Le projet de document cadre, au stade où il se trouve, me paraît globalement très satisfaisant. Cependant, je suis réservé sur l'approche de l'aide publique au développement qui a été retenue en termes de risques : risque climatique, risque financier, risque alimentaire, trafics, terrorisme... C'est une justification de notre politique d'aide au développement, par des impératifs de sécurité, qui me semble très anxiogène ! Il serait préférable de faire passer à l'opinion publique, dont le soutien à cette politique est nécessaire, le message selon lequel, dans un monde devenu interdépendant, la France doit assumer sa part de responsabilité face à un risque de nature globale.

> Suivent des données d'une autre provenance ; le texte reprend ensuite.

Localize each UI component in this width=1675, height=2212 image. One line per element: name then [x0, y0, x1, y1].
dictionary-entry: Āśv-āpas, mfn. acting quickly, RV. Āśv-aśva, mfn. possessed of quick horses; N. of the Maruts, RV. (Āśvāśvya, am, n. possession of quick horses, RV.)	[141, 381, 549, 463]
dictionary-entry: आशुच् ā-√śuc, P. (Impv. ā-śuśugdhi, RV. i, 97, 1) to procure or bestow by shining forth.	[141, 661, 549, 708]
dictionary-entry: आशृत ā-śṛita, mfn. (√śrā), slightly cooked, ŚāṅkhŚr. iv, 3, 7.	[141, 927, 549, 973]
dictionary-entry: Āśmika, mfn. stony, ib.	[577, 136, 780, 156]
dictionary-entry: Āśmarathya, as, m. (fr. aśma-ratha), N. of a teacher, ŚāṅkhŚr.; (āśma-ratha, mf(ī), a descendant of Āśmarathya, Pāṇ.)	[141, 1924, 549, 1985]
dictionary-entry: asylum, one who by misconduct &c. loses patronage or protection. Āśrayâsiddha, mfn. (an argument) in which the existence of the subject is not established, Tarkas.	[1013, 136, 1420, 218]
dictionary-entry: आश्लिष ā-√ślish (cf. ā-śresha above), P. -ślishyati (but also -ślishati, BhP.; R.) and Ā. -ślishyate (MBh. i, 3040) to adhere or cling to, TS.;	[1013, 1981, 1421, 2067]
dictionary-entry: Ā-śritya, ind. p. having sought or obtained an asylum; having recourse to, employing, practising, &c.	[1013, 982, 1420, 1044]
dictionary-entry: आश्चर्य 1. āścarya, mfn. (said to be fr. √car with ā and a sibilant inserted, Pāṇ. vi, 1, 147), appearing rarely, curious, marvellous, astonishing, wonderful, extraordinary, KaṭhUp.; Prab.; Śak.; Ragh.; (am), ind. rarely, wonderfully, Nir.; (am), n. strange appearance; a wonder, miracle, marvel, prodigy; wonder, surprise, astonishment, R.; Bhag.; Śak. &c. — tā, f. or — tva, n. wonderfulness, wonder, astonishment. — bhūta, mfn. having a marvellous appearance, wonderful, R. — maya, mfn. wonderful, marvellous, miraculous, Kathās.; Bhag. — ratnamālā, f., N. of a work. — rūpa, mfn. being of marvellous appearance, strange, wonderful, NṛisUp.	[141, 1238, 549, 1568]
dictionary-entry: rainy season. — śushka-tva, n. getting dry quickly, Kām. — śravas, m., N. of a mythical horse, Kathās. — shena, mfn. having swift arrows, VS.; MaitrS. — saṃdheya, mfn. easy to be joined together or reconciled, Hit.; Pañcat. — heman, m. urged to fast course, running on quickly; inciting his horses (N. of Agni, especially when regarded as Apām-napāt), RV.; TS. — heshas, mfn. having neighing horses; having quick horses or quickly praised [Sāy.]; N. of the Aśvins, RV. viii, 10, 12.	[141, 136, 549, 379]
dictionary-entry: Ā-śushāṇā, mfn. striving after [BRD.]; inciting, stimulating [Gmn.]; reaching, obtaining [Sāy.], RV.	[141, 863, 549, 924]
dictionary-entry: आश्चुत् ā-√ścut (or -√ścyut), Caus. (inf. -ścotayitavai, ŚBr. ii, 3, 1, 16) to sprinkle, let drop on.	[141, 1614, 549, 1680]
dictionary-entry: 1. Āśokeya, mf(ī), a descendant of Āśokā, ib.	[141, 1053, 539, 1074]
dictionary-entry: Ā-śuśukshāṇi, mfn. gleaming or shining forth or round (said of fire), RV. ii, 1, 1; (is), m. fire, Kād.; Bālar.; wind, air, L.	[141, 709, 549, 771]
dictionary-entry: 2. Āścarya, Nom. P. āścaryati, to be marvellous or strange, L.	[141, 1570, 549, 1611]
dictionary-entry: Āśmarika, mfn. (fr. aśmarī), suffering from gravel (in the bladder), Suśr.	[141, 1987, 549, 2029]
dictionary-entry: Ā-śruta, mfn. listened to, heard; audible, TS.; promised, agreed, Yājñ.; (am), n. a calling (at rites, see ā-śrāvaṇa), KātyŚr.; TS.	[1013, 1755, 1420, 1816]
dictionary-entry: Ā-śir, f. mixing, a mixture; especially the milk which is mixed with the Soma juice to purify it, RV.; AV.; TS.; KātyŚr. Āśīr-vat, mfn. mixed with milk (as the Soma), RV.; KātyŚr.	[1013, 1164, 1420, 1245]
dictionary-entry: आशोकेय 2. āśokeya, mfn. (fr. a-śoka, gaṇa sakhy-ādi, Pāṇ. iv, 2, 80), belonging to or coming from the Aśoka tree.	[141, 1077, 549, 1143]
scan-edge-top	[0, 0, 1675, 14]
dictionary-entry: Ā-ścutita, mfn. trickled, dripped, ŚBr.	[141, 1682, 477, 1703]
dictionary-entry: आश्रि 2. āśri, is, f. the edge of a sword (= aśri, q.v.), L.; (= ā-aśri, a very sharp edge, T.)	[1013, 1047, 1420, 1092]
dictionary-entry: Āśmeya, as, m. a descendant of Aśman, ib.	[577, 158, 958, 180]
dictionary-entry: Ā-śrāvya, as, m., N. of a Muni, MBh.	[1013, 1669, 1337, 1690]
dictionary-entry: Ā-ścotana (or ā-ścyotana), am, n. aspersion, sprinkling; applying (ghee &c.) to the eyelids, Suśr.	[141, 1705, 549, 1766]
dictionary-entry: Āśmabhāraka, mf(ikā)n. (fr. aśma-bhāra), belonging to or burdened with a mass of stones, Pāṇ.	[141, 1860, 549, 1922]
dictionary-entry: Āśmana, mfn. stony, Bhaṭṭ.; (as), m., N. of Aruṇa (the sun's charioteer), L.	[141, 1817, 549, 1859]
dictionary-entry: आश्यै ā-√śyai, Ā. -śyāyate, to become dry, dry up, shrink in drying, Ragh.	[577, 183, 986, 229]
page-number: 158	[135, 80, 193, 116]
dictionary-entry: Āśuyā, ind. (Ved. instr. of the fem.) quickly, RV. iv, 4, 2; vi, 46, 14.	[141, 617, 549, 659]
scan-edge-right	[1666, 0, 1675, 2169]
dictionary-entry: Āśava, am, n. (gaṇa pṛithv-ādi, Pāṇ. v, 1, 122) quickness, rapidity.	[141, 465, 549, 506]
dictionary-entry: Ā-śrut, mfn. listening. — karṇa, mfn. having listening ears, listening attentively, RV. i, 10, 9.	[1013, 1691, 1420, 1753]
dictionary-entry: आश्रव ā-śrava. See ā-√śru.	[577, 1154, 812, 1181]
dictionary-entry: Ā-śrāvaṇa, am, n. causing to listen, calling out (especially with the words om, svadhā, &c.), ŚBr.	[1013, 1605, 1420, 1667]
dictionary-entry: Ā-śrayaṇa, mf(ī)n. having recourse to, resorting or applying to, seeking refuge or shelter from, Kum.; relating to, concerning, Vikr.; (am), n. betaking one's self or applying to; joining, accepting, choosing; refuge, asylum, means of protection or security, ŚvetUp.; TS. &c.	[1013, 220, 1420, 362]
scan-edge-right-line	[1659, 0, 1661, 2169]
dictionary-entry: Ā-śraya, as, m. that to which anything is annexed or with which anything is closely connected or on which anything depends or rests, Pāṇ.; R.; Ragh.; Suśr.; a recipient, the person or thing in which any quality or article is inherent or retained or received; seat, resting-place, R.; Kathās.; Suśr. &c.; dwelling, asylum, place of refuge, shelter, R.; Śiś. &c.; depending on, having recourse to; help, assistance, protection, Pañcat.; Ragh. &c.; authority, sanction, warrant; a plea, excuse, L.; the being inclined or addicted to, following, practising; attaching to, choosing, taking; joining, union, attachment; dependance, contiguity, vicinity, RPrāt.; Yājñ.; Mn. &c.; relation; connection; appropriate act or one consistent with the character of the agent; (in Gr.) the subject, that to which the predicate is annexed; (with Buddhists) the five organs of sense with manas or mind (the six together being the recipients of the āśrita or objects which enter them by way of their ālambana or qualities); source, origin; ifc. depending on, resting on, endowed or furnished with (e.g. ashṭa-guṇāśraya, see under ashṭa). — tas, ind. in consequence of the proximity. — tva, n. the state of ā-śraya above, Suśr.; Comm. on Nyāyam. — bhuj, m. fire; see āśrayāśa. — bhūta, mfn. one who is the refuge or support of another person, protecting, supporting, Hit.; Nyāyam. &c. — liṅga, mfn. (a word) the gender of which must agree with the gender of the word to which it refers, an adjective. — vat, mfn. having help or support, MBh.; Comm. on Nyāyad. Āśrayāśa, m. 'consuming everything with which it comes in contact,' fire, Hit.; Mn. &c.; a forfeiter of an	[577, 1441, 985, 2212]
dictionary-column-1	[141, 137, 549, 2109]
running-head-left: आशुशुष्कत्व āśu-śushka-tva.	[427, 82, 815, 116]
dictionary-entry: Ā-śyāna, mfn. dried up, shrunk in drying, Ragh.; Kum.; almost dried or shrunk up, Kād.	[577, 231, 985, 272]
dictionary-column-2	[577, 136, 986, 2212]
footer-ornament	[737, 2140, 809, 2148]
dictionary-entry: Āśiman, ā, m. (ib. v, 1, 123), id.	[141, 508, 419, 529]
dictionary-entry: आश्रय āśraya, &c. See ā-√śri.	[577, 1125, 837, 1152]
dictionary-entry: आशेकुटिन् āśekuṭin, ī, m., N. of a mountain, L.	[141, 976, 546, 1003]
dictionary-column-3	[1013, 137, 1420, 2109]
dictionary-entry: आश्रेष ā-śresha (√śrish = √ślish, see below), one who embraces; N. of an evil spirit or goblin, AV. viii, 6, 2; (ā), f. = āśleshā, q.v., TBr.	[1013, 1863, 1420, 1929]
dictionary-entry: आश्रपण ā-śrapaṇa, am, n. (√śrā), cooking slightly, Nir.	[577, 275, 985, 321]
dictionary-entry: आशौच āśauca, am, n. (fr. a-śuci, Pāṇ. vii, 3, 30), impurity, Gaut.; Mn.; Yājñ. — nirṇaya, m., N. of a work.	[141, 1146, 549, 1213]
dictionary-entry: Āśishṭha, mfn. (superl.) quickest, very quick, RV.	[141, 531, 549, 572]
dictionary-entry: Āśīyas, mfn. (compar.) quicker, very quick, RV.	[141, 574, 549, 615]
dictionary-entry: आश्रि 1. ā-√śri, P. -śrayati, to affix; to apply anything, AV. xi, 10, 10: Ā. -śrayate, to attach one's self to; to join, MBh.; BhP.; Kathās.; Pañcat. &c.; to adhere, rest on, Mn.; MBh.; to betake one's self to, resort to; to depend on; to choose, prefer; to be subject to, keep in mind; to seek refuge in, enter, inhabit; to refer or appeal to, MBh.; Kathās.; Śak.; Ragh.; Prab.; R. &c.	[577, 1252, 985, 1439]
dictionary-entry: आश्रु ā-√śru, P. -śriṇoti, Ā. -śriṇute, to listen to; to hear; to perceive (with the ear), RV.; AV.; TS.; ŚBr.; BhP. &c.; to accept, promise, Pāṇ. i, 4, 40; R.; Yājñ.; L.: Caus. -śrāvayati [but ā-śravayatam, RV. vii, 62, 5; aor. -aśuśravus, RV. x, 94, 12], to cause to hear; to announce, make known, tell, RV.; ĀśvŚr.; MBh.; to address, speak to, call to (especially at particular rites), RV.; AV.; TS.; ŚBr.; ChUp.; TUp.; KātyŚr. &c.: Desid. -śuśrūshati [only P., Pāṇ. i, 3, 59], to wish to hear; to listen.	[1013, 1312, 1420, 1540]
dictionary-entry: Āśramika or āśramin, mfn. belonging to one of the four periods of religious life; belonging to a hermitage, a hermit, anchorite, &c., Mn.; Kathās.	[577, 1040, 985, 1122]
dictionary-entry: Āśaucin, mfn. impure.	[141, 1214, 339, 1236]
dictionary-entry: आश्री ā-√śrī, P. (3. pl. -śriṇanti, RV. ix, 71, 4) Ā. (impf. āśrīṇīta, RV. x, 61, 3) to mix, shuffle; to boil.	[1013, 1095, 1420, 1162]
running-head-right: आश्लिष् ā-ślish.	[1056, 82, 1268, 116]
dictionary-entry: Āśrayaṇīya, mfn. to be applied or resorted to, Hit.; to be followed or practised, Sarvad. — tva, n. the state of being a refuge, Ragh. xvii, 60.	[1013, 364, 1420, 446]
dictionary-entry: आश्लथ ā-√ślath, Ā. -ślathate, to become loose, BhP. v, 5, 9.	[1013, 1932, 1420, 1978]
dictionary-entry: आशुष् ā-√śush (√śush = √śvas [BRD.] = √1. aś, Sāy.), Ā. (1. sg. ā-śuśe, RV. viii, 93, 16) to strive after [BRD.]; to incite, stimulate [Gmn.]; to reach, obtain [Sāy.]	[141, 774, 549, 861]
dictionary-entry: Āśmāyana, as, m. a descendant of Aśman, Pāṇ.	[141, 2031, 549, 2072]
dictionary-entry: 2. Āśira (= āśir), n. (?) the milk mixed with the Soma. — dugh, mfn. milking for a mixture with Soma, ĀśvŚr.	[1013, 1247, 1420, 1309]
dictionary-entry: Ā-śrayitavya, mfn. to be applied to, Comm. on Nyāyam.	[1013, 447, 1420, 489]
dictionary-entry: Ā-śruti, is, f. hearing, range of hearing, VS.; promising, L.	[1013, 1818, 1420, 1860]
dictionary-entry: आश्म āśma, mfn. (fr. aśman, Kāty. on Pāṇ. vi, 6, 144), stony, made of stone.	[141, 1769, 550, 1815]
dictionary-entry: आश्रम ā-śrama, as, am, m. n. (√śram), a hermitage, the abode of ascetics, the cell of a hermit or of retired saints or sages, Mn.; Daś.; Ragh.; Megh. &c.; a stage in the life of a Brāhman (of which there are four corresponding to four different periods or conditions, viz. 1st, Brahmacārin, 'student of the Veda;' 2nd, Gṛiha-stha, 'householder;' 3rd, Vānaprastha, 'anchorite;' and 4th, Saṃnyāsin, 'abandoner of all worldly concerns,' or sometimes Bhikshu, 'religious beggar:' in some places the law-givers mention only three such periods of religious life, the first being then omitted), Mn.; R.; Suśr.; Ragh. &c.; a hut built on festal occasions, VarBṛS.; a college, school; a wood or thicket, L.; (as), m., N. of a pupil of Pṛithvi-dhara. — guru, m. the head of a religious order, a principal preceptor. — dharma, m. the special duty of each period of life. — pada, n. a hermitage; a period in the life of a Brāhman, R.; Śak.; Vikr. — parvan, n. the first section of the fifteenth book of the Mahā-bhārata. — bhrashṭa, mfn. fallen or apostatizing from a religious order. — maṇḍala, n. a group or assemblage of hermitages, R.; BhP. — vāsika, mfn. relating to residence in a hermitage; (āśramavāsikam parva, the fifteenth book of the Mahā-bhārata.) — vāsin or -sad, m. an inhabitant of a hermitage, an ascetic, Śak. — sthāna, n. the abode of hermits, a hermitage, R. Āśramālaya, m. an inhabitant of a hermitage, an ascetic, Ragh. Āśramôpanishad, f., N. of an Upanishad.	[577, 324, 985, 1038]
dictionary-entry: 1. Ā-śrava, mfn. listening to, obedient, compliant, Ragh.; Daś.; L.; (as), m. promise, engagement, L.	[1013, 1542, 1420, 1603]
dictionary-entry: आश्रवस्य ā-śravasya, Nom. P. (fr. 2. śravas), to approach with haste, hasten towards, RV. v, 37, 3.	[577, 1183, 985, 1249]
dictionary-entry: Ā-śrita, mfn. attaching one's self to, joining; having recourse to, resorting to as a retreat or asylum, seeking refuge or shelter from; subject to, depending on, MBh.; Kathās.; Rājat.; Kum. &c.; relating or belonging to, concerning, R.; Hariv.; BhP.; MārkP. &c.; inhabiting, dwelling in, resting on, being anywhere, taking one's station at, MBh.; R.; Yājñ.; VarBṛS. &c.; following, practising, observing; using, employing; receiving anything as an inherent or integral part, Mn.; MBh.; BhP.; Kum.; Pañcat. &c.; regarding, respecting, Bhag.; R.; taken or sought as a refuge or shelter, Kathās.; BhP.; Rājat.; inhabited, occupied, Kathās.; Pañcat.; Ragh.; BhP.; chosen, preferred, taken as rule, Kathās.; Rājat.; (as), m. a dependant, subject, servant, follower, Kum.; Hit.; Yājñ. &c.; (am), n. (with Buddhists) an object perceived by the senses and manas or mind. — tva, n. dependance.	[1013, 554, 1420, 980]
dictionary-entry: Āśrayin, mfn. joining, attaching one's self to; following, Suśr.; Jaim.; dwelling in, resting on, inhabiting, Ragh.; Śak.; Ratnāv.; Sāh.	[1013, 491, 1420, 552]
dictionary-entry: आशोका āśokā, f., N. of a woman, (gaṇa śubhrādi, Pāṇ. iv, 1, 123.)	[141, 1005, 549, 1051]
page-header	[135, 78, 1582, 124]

Au-delà de cette remarque d'ordre général, je formulerai plusieurs remarques ponctuelles :
- sur les objectifs du millénaire pour le développement, d'abord. Il est entendu qu'il reste beaucoup à faire pour que ces objectifs puissent être atteints. Toutefois, l'effort en la matière ne doit pas s'en tenir à une dimension caritative ou compassionnelle ; il est aussi nécessaire de l'inscrire dans la promotion des droits économiques et sociaux, en cherchant à pérenniser l'accès des populations aux services essentiels ;
- sur la préservation des biens publics mondiaux, ensuite. Dans la mesure où cet enjeu ne relève pas seulement de l'aide au développement, il conviendrait qu'un périmètre clair soit tracé, en ce qui concerne ces biens, dans le futur document cadre ;
- sur l'aide apportée aux pays fragiles. Coordination Sud est naturellement favorable à cette aide, mais nous souhaitons que soit évitée, en ce domaine, la confusion entre l'aide humanitaire, en principe limitée dans le temps, et la véritable aide au développement, qui a vocation à être durable ;
- sur la mise en oeuvre des priorités retenues. Le projet de document cadre met l'accent, de façon pertinente, sur la nécessaire appropriation des politiques publiques par la population des pays aidés. Cette approche par la gouvernance démocratique est préférable à celle qui a pu être menée, naguère, en termes de « bonne gouvernance ». Le souci marqué pour la recherche d'une cohérence entre l'APD française et les autres politiques de développement constitue également un progrès ;
- sur le financement, enfin. Chaque année, en décortiquant le projet de loi de finances initiale, Coordination Sud met au jour qu'environ 25 % des crédits officiellement inscrits en faveur de l'APD ne correspondent pas, en réalité, à de l'aide au développement. Ce sont les frais d'écolage d'étudiants étrangers, les transferts à Wallis-et-Futuna, des annulations de dette qui restent sans effet réel... Il est certain qu'il sera difficile d'atteindre l'objectif de 0,7 % du RNB consacré à l'APD. Une partie de la solution serait peut-être de comptabiliser à la fois les flux publics et les flux privés, notamment les investissements des entreprises à l'étranger.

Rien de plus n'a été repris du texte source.